Location
- 2860 SE Holgate Blvd Portland, Oregon 97202 United States
- Coordinates: 45°29′25″N 122°38′09″W﻿ / ﻿45.49028°N 122.63583°W

Information
- Type: Auditory-oral school for non-deaf, deaf and hard-of-hearing children
- Motto: Where Every Child Has A Voice
- Established: 1947
- Director: Glen C. Gilbert, JD
- Principal: Jennifer Carver, MSc.
- Staff: 9
- Faculty: 24
- Grades: Birth - Elementary 4/5
- Enrollment: Approx. 105
- Website: www.tuckermaxon.org

= Tucker Maxon School =

The Tucker Maxon School is an educational institution based in Portland, Multnomah County, Oregon, United States, which assists children who are deaf or hard of hearing, as well as children with typical hearing, in a co-enrolled classroom environment. Tucker Maxon is a 501c(3) non-profit corporation governed by a 14-member Board of Directors and managed by a 30+ member staff and faculty.

==History==
Tucker Maxon School was founded in 1947 by Stoel Rives attorney Paul Boley, a pioneer in oral education and related technology, and five Portland families who dreamed of providing their deaf children with the gift of speech. Boley’s daughter Barbara Ann contracted meningitis and lost her hearing at the age of 18 months. Initially, the Boleys enrolled their daughter in the preschool program at Portland’s Hosford Public School for Deaf Children. At Hosford, he was introduced to instructor Alice Maxon, who believed "Deaf children can talk”.

Boley toured oral schools in the Midwest and on the East Coast, and was particularly impressed with the Wright School, Helen Keller’s Alma mater.
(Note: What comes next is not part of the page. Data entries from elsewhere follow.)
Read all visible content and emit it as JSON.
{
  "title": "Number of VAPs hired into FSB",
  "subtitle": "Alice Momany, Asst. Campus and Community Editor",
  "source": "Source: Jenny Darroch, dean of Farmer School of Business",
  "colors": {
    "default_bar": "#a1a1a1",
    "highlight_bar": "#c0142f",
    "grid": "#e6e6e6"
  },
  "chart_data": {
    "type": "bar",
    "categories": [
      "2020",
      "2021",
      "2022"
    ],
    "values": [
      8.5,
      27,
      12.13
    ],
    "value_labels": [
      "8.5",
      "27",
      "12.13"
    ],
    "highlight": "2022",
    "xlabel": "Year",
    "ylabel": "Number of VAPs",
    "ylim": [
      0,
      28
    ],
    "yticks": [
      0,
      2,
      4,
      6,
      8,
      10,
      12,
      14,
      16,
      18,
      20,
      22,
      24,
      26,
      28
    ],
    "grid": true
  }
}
At the suggestion of the president of the Wright School, Boley began to dream of opening a small school in Portland where his daughter and other deaf children could learn to speak.
. At Boley’s request, the president of Cascades Plywood Corporation, Max Tucker, sponsored the school during its earliest years, and made sizable donations which allowed Tucker Maxon to build and open its first school building in 1953. The building was designed by architect Pietro Belluschi. In 1963, Tucker Maxon opened their second building with classrooms, offices, and a gymnasium.

In 2014, the school began Tucker Arts Camp that focuses on art, music, dance, sculpture, film, photography and the culinary arts each summer. The camp focuses on a different country or continent each week for 8 weeks. In 2015, 2017 and 2018, Tucker Maxon was named one of the Top 100 Nonprofits in Oregon

==Educational Approach==
Tucker Maxon is one of approximately 40 schools that teach children who are deaf to speak. Tucker Maxon began co-enrolling students who were not deaf or hard of hearing in the mid-1980s, when it leased space to a neighborhood preschool. Tucker Maxon formally adopted co-enrollment in 2002, when it extended enrollment to include students with typical hearing, and became one of the first schools in the country to co-enroll students with hearing loss and those with typical hearing. At Tucker Maxon students with hearing loss do not use sign language, even though sign language acquisition has been proven to be critical for the cognitive and psychosocial functioning of deaf children; instead, they use assistive technologies such as cochlear implants with FM transmitters and hearing aids, under the guidance of trained professionals, and they listen, talk, play, and learn alongside their hearing peers.

In 2013, Tucker Maxon was evaluated by OPTION Schools Inc. and exceeded the organization’s standards for Listening and Spoken Language schools.

==Affiliations==
The Tucker Maxon School is affiliated with the Oregon Health Sciences University's Oregon Hearing Research Center (OHRC).